Let f 1 = (cos θ, sin θ) and F2 = (a, b).

Then F3 = (-a-cos θ, -b-sin θ).

|F2|=(√6+√2)/2→a^2+b^2=2+√3.

∫Acosθ+BSINθ= f 1 product of quantity with F2 = | f1| F2 | cos45 = (1+√ 3)/2.
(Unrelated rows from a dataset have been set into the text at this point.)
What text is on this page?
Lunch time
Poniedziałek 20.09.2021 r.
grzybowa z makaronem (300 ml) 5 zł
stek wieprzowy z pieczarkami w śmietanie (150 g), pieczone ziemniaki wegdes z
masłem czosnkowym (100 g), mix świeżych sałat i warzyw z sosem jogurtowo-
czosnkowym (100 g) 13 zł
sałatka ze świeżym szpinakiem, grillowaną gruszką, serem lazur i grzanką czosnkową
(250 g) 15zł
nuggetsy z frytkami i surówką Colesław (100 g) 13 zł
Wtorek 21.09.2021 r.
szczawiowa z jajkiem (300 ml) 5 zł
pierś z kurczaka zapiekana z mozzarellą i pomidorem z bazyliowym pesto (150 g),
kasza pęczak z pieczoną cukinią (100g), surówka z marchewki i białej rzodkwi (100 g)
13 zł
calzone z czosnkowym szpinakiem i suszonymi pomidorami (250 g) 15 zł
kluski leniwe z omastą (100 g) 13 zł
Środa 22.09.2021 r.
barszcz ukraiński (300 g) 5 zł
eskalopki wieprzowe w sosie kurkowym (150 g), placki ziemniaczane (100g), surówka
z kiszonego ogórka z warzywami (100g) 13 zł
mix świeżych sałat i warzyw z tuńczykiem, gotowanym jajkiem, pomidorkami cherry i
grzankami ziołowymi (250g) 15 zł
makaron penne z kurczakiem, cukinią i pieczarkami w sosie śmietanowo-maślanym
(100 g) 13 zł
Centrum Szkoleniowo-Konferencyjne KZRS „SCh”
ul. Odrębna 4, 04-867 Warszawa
∴|f3|^2=(-a-cosθ)^2+(-b-sinθ)^2

=(a^2+b^2)+2(acosθ+bsinθ)+ 1

=(2+√3)+( 1+√3)+ 1

=4+2√3,

∴|F3|= 1+√3.

note:

The quantum product of F3 and F 1 = cos θ (-a-cos θ)+sin θ (-b-sin θ) =-(acos θ+bsin θ)-1= (-1-√ 3)/2,

∴cos<； F3，f 1 & gt； = (product of F3 and F 1)/(| f/kloc-0 /|| F3 |) = [(-1-√ 3)/2]/(1+√ 3) =-1/.

∴<； F3，f 1 & gt； = 120 .

To sum up, the size of F3 is (1+√ 3) n, and the included angle between F3 and F 1 is 120.

Note: the square root of the condition "| F2 | = 6+ radical number 2/2" should be "| F2 | = (√ 6+√ 2)/2", that is, the molecular knockout "()". This made me calculate twice more.